Ravitch was no longer engaging with her critics. She was rallying a base that grew rapidly as anti-testing fervor spread. This spring, she helped found the Network for Public Education to fight high-stakes testing and what she calls the privatization of public schools. (Meanwhile, Ravitch’s ideological adversaries have poured money into school-board and congressional races.) In less than three years, she has become the public face of a counterrevolution that shows no signs of abating, as many educators and parents now balk at the Common Core State Standards, a newly ambitious set of academic guidelines and accompanying assessments.
Ravitch presents Reign of Error as an overture to dialogue with opponents, but her subtitle suggests otherwise: The Hoax of the Privatization Movement and the Danger to America’s Public Schools. Her tour of the research is littered with bumper-sticker slogans—she indicts, for example, the “Walmartization of American education”—likely to put off the unconverted. The book reads like a campaign manual against “corporate reformers.” The first half challenges the claims of their movement; the second offers Ravitch’s alternative agenda. Her prescriptions include universal pre-K, smaller class sizes, better teacher training, and more measures to reduce poverty and school segregation.

These are worthy goals—and not one of them is necessarily incompatible with many reformers’ own aims. Yet Ravitch doesn’t address competing priorities or painful trade-offs. Further reducing class size in better-off suburban districts, for example, may leave less money for more urgently needed early-childhood programs in poorer communities.

…For her part, Ravitch might lead her own followers to recognize that the desire to improve teacher quality isn’t tantamount to teacher-bashing.

“If my child were in a school where he was not learning,” Ravitch wrote in the not-too-distant past, “I would not wait for a gathering of social scientists to tell me whether it was okay for me to put him in another school.” A reform movement convulsed by extremism shouldn’t hinder parents, or children, either. If only Ravitch, too, would dedicate her zeal to a less divisive vision.
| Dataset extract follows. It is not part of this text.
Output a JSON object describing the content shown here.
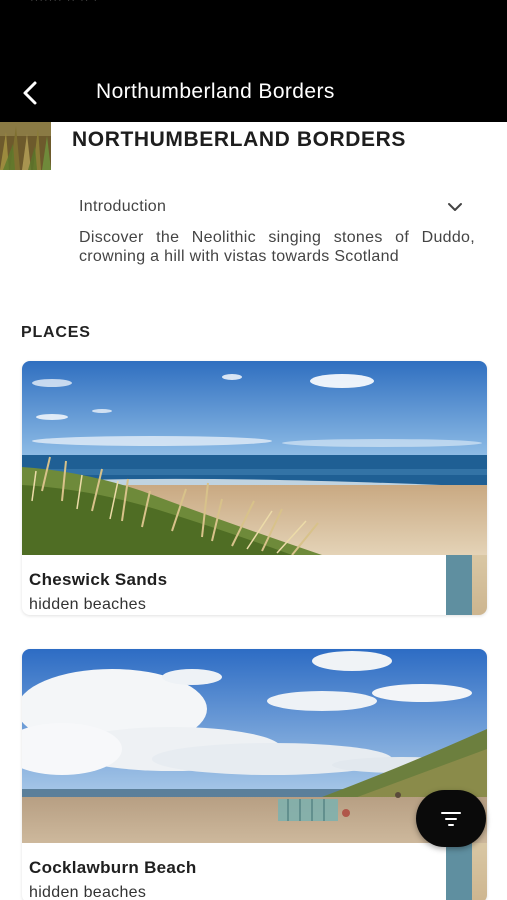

To get a sense of Ravitch’s daily nonsense, check out this post in which she writes that TFA alums/reformers are “using their power to promote privatization of public education and to attack the teaching profession” and “At some point, TFA will be recognized as a crucial cog in the rightwing effort to destroy public education and dismantle the teaching profession”. In my book, when someone stands up and says “white is black, up is down, and the sun circles the earth”, we can safely say that this is a delusional crackpot…:

Teach for America has always said that its long-term goal
was to train future leaders who would take a significant role in
shaping education policy. That is happening. Such alumni as
Michelle Rhee, Kevin Huffman (state commissioner in Tennessee),
John White (state commissioner in Louisiana), and Eric Guckian
(education advisor to the extremist Governor of North Carolina) are
using their power to promote privatization of public education and
to attack the teaching profession. In Atlanta, four
TFA alumni are running for school board
 and have a good
chance of winning. “Incumbent Courtney English (at-large Seat 7) is
a TFA alum. So is Matt Westmoreland, who is running unopposed for
the District 3 seat being vacated by Cecily Harsch-Kinnane. “So is
Eshe Collins, who is running for the District 6 seat being vacated
by Yolanda Johnson; as well as Jason Esteves, who is running for
the at-large Seat 9 being vacated by Emmett Johnson. However,
neither Collins nor Esteves mention TFA in their extensive campaign
biographies which appear on their respective websites. “Overall,
the four are a largely pro-charter school group. If all four are
elected, TFA alumni will constitute a near-majority voting bloc on
the BOE.” The linked article suggests that the four will advance a
pro-privatization agenda. At some point, TFA will be recognized as
a crucial cog in the rightwing effort to destroy public education
and dismantle the teaching profession.